Still looking for suggestions on how to cut the deficit. Not seeing many.
From Bloomberg, April 28:
The US Treasury ramped up its estimate for federal borrowing for the current quarter to account for a much smaller starting stockpile of cash than it had projected — a consequence of Congress having failed as yet to raise the federal debt limit.
The Treasury Department said in a statement Monday that it now estimates $514 billion in net borrowing for April through June, up from the $123 billion it had penciled in back in February. As is its usual practice, the Treasury had assumed in its previous projections that the debt ceiling — which kicked back in at the start of January — would be raised or suspended. But lawmakers are still working on the issue.
While in February the Treasury had assumed an end-of-March cash balance of $850 billion, it actually ended up much smaller, at about $406 billion. Under the debt limit, the government is prevented from issuing net new supply of Treasuries. The department on Monday retained its previous forecast for an $850 billion cash-balance target for the end of June, continuing to assume the debt limit will be sorted.
“Excluding the lower than assumed beginning-of-quarter cash balance, the current quarter borrowing estimate is $53 billion lower than announced in February,” the Treasury said.
Wrightson ICAP senior economist Lou Crandall flagged, before the announcement, that the last quarterly estimates came before the unprecedented announcements of hikes on import duties announced by President Donald Trump. The extra tariff revenue may now also be shaping the Treasury’s cash management, he wrote in a note.
Read more: US Customs Duties Hit New High as Trump Tariffs Take Effect
Dealers’ expectations for the new borrowing estimate had varied ahead of Monday’s release, given the uncertainty surrounding the resolution of the debt ceiling.
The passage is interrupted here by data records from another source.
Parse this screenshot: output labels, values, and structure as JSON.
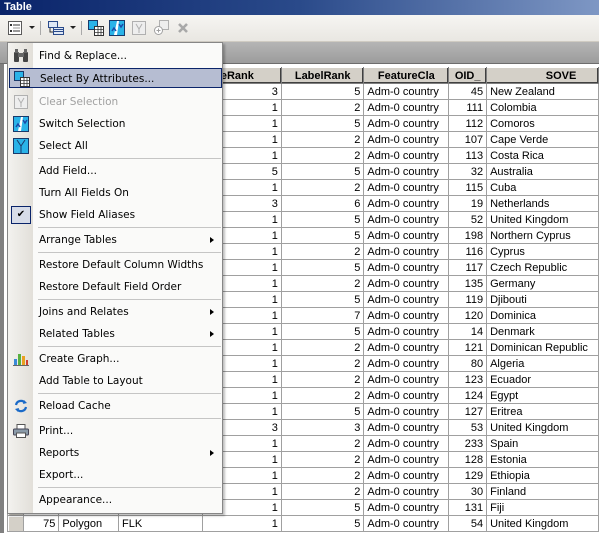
{
  "window": {
    "title": "Table"
  },
  "toolbar": {
    "buttons": [
      {
        "name": "table-options-icon",
        "enabled": true,
        "dropdown": true
      },
      {
        "name": "related-tables-icon",
        "enabled": true,
        "dropdown": true
      },
      {
        "name": "select-by-attributes-icon",
        "enabled": true
      },
      {
        "name": "switch-selection-icon",
        "enabled": true
      },
      {
        "name": "clear-selection-icon",
        "enabled": false
      },
      {
        "name": "zoom-to-selected-icon",
        "enabled": false
      },
      {
        "name": "delete-selected-icon",
        "enabled": false
      }
    ]
  },
  "menu": {
    "items": [
      {
        "label": "Find & Replace...",
        "icon": "binoculars-icon"
      },
      {
        "label": "Select By Attributes...",
        "icon": "select-by-attributes-icon",
        "highlighted": true
      },
      {
        "label": "Clear Selection",
        "icon": "clear-selection-icon",
        "disabled": true
      },
      {
        "label": "Switch Selection",
        "icon": "switch-selection-icon"
      },
      {
        "label": "Select All",
        "icon": "select-all-icon"
      },
      {
        "label": "Add Field..."
      },
      {
        "label": "Turn All Fields On"
      },
      {
        "label": "Show Field Aliases",
        "checked": true
      },
      {
        "label": "Arrange Tables",
        "submenu": true
      },
      {
        "label": "Restore Default Column Widths"
      },
      {
        "label": "Restore Default Field Order"
      },
      {
        "label": "Joins and Relates",
        "submenu": true
      },
      {
        "label": "Related Tables",
        "submenu": true
      },
      {
        "label": "Create Graph...",
        "icon": "bar-chart-icon"
      },
      {
        "label": "Add Table to Layout"
      },
      {
        "label": "Reload Cache",
        "icon": "reload-icon"
      },
      {
        "label": "Print...",
        "icon": "printer-icon"
      },
      {
        "label": "Reports",
        "submenu": true
      },
      {
        "label": "Export..."
      },
      {
        "label": "Appearance..."
      }
    ]
  },
  "table": {
    "columns": [
      "",
      "",
      "",
      "",
      "caleRank",
      "LabelRank",
      "FeatureCla",
      "OID_",
      "SOVE"
    ],
    "rows": [
      [
        "",
        "",
        "",
        "3",
        "5",
        "Adm-0 country",
        "45",
        "New Zealand"
      ],
      [
        "",
        "",
        "",
        "1",
        "2",
        "Adm-0 country",
        "111",
        "Colombia"
      ],
      [
        "",
        "",
        "",
        "1",
        "5",
        "Adm-0 country",
        "112",
        "Comoros"
      ],
      [
        "",
        "",
        "",
        "1",
        "2",
        "Adm-0 country",
        "107",
        "Cape Verde"
      ],
      [
        "",
        "",
        "",
        "1",
        "2",
        "Adm-0 country",
        "113",
        "Costa Rica"
      ],
      [
        "",
        "",
        "",
        "5",
        "5",
        "Adm-0 country",
        "32",
        "Australia"
      ],
      [
        "",
        "",
        "",
        "1",
        "2",
        "Adm-0 country",
        "115",
        "Cuba"
      ],
      [
        "",
        "",
        "",
        "3",
        "6",
        "Adm-0 country",
        "19",
        "Netherlands"
      ],
      [
        "",
        "",
        "",
        "1",
        "5",
        "Adm-0 country",
        "52",
        "United Kingdom"
      ],
      [
        "",
        "",
        "",
        "1",
        "5",
        "Adm-0 country",
        "198",
        "Northern Cyprus"
      ],
      [
        "",
        "",
        "",
        "1",
        "2",
        "Adm-0 country",
        "116",
        "Cyprus"
      ],
      [
        "",
        "",
        "",
        "1",
        "5",
        "Adm-0 country",
        "117",
        "Czech Republic"
      ],
      [
        "",
        "",
        "",
        "1",
        "2",
        "Adm-0 country",
        "135",
        "Germany"
      ],
      [
        "",
        "",
        "",
        "1",
        "5",
        "Adm-0 country",
        "119",
        "Djibouti"
      ],
      [
        "",
        "",
        "",
        "1",
        "7",
        "Adm-0 country",
        "120",
        "Dominica"
      ],
      [
        "",
        "",
        "",
        "1",
        "5",
        "Adm-0 country",
        "14",
        "Denmark"
      ],
      [
        "",
        "",
        "",
        "1",
        "2",
        "Adm-0 country",
        "121",
        "Dominican Republic"
      ],
      [
        "",
        "",
        "",
        "1",
        "2",
        "Adm-0 country",
        "80",
        "Algeria"
      ],
      [
        "",
        "",
        "",
        "1",
        "2",
        "Adm-0 country",
        "123",
        "Ecuador"
      ],
      [
        "",
        "",
        "",
        "1",
        "2",
        "Adm-0 country",
        "124",
        "Egypt"
      ],
      [
        "",
        "",
        "",
        "1",
        "5",
        "Adm-0 country",
        "127",
        "Eritrea"
      ],
      [
        "",
        "",
        "",
        "3",
        "3",
        "Adm-0 country",
        "53",
        "United Kingdom"
      ],
      [
        "",
        "",
        "",
        "1",
        "2",
        "Adm-0 country",
        "233",
        "Spain"
      ],
      [
        "",
        "",
        "",
        "1",
        "2",
        "Adm-0 country",
        "128",
        "Estonia"
      ],
      [
        "",
        "",
        "",
        "1",
        "2",
        "Adm-0 country",
        "129",
        "Ethiopia"
      ],
      [
        "",
        "",
        "",
        "1",
        "2",
        "Adm-0 country",
        "30",
        "Finland"
      ],
      [
        "",
        "",
        "",
        "1",
        "5",
        "Adm-0 country",
        "131",
        "Fiji"
      ],
      [
        "75",
        "Polygon",
        "FLK",
        "1",
        "5",
        "Adm-0 country",
        "54",
        "United Kingdom"
      ]
    ]
  }
}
Crandall had expected a ramp up in the borrowing projection if the Treasury maintained the “unrealistic assumption” that the cash balance would rebound to $850 billion by the end of June....
....MUCH MORE
And from the U.S. Treasury, April 28:
Treasury Announces Marketable Borrowing Estimates
WASHINGTON -- The U.S. Department of the Treasury today announced its current estimates of privately-held net marketable borrowing[1] for the April – June 2025 and July – September 2025 quarters.
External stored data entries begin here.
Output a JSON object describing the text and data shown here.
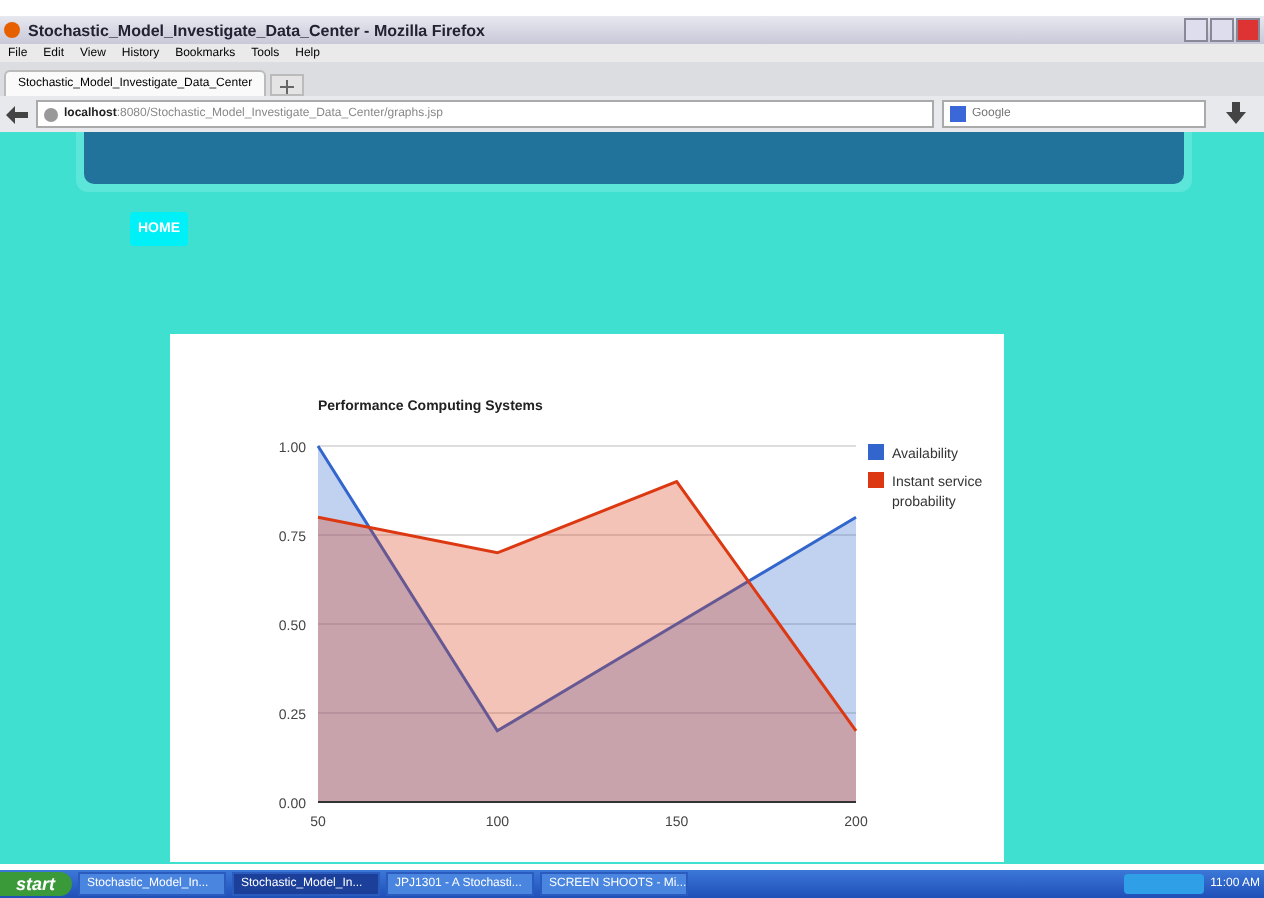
{
  "window": {
    "title": "Stochastic_Model_Investigate_Data_Center - Mozilla Firefox"
  },
  "menu": [
    "File",
    "Edit",
    "View",
    "History",
    "Bookmarks",
    "Tools",
    "Help"
  ],
  "tabs": [
    {
      "label": "Stochastic_Model_Investigate_Data_Center",
      "selected": true
    }
  ],
  "address_bar": {
    "host": "localhost",
    "path": ":8080/Stochastic_Model_Investigate_Data_Center/graphs.jsp"
  },
  "search": {
    "placeholder": "Google"
  },
  "nav": [
    {
      "label": "HOME",
      "selected": true
    }
  ],
  "chart": {
    "chart_data": {
      "type": "area",
      "title": "Performance Computing Systems",
      "categories": [
        "50",
        "100",
        "150",
        "200"
      ],
      "ylim": [
        0,
        1
      ],
      "yticks": [
        {
          "value": 0,
          "label": "0.00"
        },
        {
          "value": 0.25,
          "label": "0.25"
        },
        {
          "value": 0.5,
          "label": "0.50"
        },
        {
          "value": 0.75,
          "label": "0.75"
        },
        {
          "value": 1,
          "label": "1.00"
        }
      ],
      "stacked": false,
      "grid": true,
      "legend": "right",
      "series": [
        {
          "name": "Availability",
          "color": "#3366cc",
          "values": [
            1,
            0.2,
            0.5,
            0.8
          ]
        },
        {
          "name": "Instant service probability",
          "color": "#dc3912",
          "values": [
            0.8,
            0.7,
            0.9,
            0.2
          ]
        }
      ]
    }
  },
  "taskbar": {
    "start": "start",
    "items": [
      {
        "label": "Stochastic_Model_In...",
        "selected": false
      },
      {
        "label": "Stochastic_Model_In...",
        "selected": true
      },
      {
        "label": "JPJ1301 - A Stochasti...",
        "selected": false
      },
      {
        "label": "SCREEN SHOOTS - Mi...",
        "selected": false
      }
    ],
    "clock": "11:00 AM"
  }
}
- During the April – June 2025 quarter, Treasury expects to borrow $514 billion in privately-held net marketable debt, assuming an end-of-June cash balance of $850 billion.[2],[3] The borrowing estimate is $391 billion higher than announced in February 2025, primarily due to the lower beginning-of-quarter cash balance and projected lower net cash flows, partially offset by lower Federal Reserve System Open Market Account (SOMA) redemptions ($60 billion). Excluding the lower than assumed beginning-of-quarter cash balance, the current quarter borrowing estimate is $53 billion lower than announced in February.
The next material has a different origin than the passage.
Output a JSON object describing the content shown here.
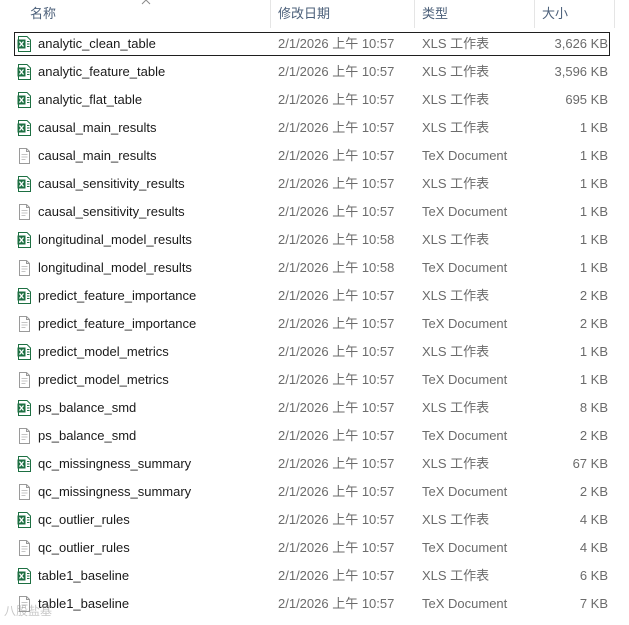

- During the July – September 2025 quarter, Treasury expects to borrow $554 billion in privately-held net marketable debt, assuming an end-of-September cash balance of $850 billion.3
- During
the January – March 2025 quarter, Treasury borrowed $369 billion in
privately-held net marketable debt and ended the quarter with a cash
balance of $406 billion. In February 2025, Treasury estimated borrowing
of $815 billion and assumed an end-of-March cash balance of $850
billion. The $446 billion difference in privately-held net market
borrowing resulted primarily from the lower end-of-quarter cash
balance. Excluding the lower than assumed end-of-quarter cash balance,
actual borrowing was $2 billion lower than announced in February.
Additional
financing details relating to Treasury’s Quarterly Refunding will be
released at 8:30 a.m. on Wednesday, April 30, 2025.